Karol Baran reprezentował barwy Lubelskiego Węgla KMŻ od 2009 roku
Mecz w Ostrowie był niezwykle fascynujący i zacięty. Prowadzenie przechodziło w jego trakcie z jednej drużyny do drugiej, ale ostateczny tryumf należał do gości. "Koziołki" wygrały dzięki równej, dobrej postawie całej drużyny i do ostatecznego zwycięstwa w postaci awansu na zaplecze Speedway Ekstraligi potrzebowały już tylko wygranej z Kaskadem w Równem. Na Ukrainie lublinianie dopięli swego, pokonując gospodarzy 54:36 i po trzech latach starań wreszcie dostali się do wyższej klasy rozgrywkowej.

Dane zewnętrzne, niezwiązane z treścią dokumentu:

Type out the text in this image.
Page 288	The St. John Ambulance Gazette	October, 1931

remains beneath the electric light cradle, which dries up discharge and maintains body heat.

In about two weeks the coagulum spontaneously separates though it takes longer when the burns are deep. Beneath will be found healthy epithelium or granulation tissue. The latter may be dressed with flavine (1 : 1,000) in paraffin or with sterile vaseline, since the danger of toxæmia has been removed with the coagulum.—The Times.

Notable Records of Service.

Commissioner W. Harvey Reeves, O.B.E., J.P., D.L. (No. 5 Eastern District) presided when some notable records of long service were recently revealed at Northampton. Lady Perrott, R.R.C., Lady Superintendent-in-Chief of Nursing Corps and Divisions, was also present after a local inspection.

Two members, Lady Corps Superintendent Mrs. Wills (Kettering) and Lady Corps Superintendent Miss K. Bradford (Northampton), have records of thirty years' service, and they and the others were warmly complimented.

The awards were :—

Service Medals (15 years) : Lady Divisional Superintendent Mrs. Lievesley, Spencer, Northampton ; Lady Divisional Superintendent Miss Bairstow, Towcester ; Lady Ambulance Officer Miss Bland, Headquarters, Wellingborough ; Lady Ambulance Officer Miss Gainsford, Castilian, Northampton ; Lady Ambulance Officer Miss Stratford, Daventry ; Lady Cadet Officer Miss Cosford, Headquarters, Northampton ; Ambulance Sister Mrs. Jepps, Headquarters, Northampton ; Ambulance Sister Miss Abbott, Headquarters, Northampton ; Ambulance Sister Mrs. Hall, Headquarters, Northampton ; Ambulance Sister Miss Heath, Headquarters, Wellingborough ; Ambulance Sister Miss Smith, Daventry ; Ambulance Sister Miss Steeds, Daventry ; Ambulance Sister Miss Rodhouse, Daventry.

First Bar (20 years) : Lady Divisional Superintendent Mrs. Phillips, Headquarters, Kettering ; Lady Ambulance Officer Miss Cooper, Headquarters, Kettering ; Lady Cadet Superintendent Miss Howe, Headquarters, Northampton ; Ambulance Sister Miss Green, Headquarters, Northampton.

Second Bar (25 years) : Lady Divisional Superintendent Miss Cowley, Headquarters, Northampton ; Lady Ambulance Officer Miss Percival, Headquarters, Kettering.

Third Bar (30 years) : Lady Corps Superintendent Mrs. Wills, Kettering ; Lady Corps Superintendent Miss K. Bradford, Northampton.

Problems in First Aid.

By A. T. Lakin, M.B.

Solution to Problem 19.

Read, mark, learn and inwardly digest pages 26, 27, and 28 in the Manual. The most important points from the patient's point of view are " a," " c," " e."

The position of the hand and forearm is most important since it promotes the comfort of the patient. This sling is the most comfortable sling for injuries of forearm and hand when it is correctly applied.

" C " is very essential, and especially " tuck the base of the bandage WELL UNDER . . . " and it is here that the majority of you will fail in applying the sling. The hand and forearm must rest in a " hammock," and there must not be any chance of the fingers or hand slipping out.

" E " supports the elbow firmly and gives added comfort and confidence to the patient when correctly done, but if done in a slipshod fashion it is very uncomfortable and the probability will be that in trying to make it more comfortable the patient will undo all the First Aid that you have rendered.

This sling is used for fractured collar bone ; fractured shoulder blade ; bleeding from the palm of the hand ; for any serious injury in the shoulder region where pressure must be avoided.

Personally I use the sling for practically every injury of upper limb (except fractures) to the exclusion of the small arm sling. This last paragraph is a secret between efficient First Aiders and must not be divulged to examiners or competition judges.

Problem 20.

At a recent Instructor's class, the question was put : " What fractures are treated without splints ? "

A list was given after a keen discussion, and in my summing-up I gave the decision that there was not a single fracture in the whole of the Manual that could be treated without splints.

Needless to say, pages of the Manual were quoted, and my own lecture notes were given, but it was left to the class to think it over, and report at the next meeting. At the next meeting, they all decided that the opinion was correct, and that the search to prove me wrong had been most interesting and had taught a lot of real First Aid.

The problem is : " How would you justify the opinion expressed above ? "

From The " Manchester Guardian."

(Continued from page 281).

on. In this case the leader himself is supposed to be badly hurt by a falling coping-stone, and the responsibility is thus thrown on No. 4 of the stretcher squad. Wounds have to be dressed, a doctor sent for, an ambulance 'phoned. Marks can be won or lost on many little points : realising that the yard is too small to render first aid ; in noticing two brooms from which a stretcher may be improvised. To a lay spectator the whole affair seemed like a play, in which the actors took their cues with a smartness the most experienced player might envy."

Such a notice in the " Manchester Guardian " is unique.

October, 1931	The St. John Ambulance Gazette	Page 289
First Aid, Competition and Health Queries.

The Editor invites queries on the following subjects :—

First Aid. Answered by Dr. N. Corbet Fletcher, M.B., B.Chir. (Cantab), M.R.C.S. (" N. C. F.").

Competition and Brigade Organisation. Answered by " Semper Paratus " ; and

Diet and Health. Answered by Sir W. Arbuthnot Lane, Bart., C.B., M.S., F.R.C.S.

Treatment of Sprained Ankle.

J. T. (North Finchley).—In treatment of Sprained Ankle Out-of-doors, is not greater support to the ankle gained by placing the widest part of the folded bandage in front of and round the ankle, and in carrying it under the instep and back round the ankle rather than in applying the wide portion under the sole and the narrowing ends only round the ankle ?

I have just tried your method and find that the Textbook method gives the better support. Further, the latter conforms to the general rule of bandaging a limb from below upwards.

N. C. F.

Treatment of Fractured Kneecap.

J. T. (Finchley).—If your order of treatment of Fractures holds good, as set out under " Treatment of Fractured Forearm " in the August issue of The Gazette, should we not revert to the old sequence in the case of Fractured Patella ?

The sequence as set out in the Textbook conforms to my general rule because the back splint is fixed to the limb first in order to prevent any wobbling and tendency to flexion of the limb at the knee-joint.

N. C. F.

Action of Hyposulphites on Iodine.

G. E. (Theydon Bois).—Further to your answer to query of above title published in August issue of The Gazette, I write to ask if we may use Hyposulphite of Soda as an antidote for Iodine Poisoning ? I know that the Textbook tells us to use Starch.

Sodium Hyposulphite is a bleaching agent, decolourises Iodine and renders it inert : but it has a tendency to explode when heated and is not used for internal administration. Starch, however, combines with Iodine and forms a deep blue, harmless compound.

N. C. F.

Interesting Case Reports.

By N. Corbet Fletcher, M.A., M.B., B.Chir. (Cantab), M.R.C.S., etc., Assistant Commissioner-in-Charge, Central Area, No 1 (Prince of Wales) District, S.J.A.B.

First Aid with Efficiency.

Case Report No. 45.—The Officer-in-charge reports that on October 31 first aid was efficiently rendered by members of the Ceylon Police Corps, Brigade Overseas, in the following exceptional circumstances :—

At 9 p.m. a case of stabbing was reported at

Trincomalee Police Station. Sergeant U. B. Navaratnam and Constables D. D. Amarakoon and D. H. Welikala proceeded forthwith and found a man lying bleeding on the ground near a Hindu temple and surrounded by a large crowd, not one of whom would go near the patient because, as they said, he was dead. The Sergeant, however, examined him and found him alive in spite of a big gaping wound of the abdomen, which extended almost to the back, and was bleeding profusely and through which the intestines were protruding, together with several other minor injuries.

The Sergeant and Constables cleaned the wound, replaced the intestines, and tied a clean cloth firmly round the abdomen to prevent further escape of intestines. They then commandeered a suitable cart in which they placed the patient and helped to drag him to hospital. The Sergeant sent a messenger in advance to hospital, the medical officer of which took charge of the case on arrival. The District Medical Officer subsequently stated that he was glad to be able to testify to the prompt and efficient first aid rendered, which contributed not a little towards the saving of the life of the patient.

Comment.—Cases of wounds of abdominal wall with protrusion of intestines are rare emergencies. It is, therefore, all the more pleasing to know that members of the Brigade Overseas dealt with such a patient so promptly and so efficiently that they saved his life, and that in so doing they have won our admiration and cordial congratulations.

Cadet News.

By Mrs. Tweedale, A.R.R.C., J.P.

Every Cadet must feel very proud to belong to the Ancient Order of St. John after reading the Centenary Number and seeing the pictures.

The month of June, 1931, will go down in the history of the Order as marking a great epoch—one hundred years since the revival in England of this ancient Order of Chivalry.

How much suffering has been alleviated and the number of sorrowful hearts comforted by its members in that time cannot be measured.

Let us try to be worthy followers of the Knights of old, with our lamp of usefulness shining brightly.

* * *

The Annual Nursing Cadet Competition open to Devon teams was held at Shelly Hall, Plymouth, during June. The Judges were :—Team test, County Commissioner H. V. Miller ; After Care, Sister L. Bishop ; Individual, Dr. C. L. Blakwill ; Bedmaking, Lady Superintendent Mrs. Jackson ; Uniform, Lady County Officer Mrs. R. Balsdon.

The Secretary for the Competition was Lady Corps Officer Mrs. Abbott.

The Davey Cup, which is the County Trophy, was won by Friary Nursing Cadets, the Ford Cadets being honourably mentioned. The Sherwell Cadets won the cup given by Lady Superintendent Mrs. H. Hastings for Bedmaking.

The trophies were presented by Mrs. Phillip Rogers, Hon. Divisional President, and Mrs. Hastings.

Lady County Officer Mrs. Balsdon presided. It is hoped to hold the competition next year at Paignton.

Co dalej? Na razie nie wiadomo zbyt wiele. Na pewno w Lublinie pojawi się niezbędne do otrzymania licencji oświetlenie, ale jeśli chodzi o kwestie stricte sportowe, ciężko coś powiedzieć. Nad Bystrzycą zapewne zostanie architekt sukcesu z minionego sezonu Grzegorz Dzikowski. Kibice liczyli na to, że LW KMŻ być może pójdzie za ciosem i włączy się nawet do walki o Speedway Ekstraligę, ale ich zapał ostudził ostatnio prezes LW KMŻ Dariusz Sprawka.
- Awans do ekstraligi nam nie grozi. Sponsorzy wyraźnie powiedzieli, że nie są w stanie zapewnić budżetu potrzebnego do awansu. Nie ma z ich strony zgody na podwyższenie wsparcia do takiego poziomu. Myślę, że Lublin jeszcze długo będzie musiał czekać na ekstraligę. Oczywiście rozmawiamy z wieloma firmami z całej Polski, ale nie sądzę, aby w tej sprawie diametralnie się coś zmieniło - powiedział sternik klubu z Lublina na łamach Kuriera Lubelskiego.